Fletcher BG-2

BG-2
3-view drawing of the Fletcher XBG-2
Role Bomb glider
Manufacturer Fletcher Aviation
Designer Wendell Fletcher
First flight never built
Status cancelled
Primary user United States Army Air Forces
Number built 0

The Fletcher BG-2 was a proposed American bomb glider designed by Fletcher Aviation in World War II.

Design

The XBG-2 (Model 16) was conceived by the Fletcher company as a wooden bomb-carrying glider as a derivative of its earlier BG-1, in turn based on the company's YCQ-1 drone control plane (a conversion of its unsuccessful FBT-2 trainer). It was to use two fuselages and outer wing panels of the BG-1 joined by a new wing center section and a horizontal tailplane connecting the two vertical fins, as well as a TV fairing under the inboard wing on the centerline or in the starboard fuselage nose. The main landing gear was supported by four main gear struts, and each fuselage would have housed a 2,000-pound bomb.[1][2]

Three XBG-2s (serials 42-46902/4) were ordered by the USAAF in April 1942.[3][N 1] However, when flight characteristics of the BG-1 turned out to be unsatisfactory, on September 8, 1942, the BG-2 contract was cancelled without any completed.[1]

Specifications

Data from [1]

General characteristics

  • Crew: 0
  • Length: 23.3 ft (7.1 m)
  • Wingspan: 45.0 ft (13.7 m)
  • Wing area: 208 sq ft (19.3 m2)
  • Empty weight: 2,431 lb (1,103 kg)
  • Gross weight: 6,531 lb (2,962 kg)

Performance

  • Stall speed: 84 mph (135 km/h, 73 kn)
  • Maximum glide ratio: 10.9:1

Armament

  • Bombs: 2x 2,000 lb bombs

References

  1. ^ a b c Norton, Bill.
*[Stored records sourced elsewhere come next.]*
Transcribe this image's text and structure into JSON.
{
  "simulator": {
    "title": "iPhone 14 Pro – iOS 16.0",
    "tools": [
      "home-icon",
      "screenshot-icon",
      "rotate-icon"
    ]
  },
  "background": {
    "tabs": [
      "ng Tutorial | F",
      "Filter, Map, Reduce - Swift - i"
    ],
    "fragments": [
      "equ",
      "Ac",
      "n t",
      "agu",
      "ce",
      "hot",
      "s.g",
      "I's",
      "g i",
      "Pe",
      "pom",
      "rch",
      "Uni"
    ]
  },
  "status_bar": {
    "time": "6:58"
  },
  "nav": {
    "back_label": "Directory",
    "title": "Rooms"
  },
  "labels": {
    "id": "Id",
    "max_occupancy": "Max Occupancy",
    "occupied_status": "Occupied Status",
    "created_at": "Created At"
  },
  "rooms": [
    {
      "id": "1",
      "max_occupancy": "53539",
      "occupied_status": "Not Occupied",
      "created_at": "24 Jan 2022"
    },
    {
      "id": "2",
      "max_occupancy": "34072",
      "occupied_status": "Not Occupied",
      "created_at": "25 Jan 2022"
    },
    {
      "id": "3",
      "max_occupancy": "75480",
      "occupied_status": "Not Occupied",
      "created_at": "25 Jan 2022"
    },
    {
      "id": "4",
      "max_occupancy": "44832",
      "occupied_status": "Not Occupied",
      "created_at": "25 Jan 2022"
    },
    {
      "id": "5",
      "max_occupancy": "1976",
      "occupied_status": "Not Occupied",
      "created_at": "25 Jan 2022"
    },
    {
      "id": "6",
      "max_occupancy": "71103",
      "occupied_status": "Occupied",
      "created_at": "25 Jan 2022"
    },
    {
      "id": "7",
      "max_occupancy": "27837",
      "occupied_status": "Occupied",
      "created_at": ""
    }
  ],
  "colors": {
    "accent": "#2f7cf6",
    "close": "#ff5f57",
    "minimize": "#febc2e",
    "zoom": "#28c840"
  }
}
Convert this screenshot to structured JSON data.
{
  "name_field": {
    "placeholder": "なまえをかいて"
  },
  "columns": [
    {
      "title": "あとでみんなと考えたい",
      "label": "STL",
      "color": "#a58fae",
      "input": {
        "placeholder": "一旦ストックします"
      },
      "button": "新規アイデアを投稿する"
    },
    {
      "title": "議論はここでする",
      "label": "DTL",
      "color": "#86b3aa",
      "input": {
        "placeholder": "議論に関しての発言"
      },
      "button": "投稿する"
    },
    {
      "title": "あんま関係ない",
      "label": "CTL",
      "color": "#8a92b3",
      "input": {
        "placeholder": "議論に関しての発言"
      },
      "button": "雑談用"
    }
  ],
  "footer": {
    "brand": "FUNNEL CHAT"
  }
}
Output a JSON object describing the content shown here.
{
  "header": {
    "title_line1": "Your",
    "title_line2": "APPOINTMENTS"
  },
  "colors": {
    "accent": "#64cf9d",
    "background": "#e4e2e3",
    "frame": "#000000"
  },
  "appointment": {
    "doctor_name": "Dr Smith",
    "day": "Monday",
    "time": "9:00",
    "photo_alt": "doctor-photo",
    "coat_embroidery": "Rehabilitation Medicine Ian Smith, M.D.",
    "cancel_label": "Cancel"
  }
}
American Military Gliders of World War II: Development, Training, Experimentation, and Tactics of All Aircraft Types. Atglen, PA: Shiffer Publishing, Ltd. p. 210.
  2. ^ "BG Series". Designation-systems.net. 2009-06-25. Retrieved 2020-04-06.
  3. ^ Andrade, John (1979). U.S.Military Aircraft Designations and Serials since 1909. Midland Counties Publications. ISBN 0-904597-22-9.
  4. ^ Bill Norton: "American Military Glider Experiments of WWII", AAHS Journal Vol. 53 No. 2, Summer 2008

Notes

  1. ^ Andrade (1979, pp. 59, 96) states that the XBG-2s on contract were originally ordered as a production batch of the Frankfort CG-1; however, Andreas Parsch notes that Andrade's mention of the XBG-2 bomb gliders being originally ordered as CG-1s is due to a Q→G typo in CQ-1, since Norton (2008) points out that the BG-2, like the BG-1, was derived from the CQ-1 drone controller plane.[4]